O deputado federal Marçal Filho apresentou Projeto de Lei (PL 293/2011) que incentiva a doação de órgãos no Brasil. No país, segundo dados de 2007, cerca de 70 mil pessoas aguardam por um transplante.
O projeto quer isentar a carência, na concessão de auxílio-doença, para o segurado doador de órgão, no período em que durar a sua incapacidade para o trabalho. Ou seja, durante o tempo necessário para a sua recuperação após procedimento cirúrgico, tais como a retirada de um rim, parte do fígado ou do pulmão, medula óssea, entre outros.

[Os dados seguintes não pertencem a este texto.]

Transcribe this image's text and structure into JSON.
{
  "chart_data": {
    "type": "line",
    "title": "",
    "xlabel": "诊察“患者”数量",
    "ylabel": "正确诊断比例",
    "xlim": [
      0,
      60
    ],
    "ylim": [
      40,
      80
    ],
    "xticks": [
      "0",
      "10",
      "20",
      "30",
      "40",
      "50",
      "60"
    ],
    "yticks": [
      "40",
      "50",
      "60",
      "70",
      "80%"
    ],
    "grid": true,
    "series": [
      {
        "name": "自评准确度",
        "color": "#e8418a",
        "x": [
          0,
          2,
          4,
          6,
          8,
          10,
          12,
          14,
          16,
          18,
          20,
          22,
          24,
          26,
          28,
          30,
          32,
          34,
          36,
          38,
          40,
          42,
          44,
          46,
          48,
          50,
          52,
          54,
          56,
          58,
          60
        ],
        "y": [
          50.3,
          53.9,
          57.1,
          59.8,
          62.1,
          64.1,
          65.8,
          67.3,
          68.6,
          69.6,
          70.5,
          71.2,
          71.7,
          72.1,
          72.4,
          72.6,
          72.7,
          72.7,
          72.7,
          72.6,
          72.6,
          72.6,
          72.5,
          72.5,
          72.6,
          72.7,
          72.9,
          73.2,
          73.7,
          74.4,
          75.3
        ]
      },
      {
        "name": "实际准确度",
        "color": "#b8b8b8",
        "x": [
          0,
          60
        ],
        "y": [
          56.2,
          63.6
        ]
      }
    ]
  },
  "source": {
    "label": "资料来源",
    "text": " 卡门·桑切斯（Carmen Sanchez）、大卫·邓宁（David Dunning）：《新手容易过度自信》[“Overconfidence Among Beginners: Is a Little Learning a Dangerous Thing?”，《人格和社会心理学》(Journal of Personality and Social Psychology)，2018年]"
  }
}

O benefício do auxílio-doença depende de períodos de carência, ou seja, de um número mínimo de contribuições mensais. Em alguns casos, os contribuintes recebem o valor independente da carência, como por exemplo, pensão por morte, auxílio-reclusão, salário-família, auxílio-acidente, auxílio-doença e aposentadoria por invalidez nos casos de acidente de qualquer natureza ou causa e de doença profissional ou do trabalho, salário-maternidade para as seguradas. O projeto quer acrescentar o doador de órgão nesta lista, para que estes também recebam o auxílio do Regime Geral de Previdência Social.
Para o deputado, facilitar a recuperação daqueles que querem fazer a doação em vida é uma forma de valorizar o ato. “A fila de espera de pessoas que necessitam de transplantes, a cada ano, cresce de maneira desproporcional à quantidade de doadores. As pessoas precisam entender a importância deste ato. Muitas vezes a resistência está ligada a falta de conhecimento sobre o assunto”, declarou Marçal.
O número de transplantes feitos com órgãos de doadores vivos, apesar de tudo, aumentou 90% nos últimos dez anos no País, segundo a Associação Brasileira de Transplantes de Órgãos (ABTO). Em 1997, 960 pessoas doaram parte do fígado ou um rim a pacientes que estavam na lista de espera. Em 2007, foram 1.825 doações.
Se aprovado, o projeto de Marçal Filho pode ampliar a oferta de doadores, além de proteger àqueles que se dispõem a ajudar o próximo em um momento tão delicado da vida. “A adoção da proposta representará um alento às pessoas que necessitam de transplante inter-vivos, aumentando as possibilidades do paciente”, concluiu o deputado.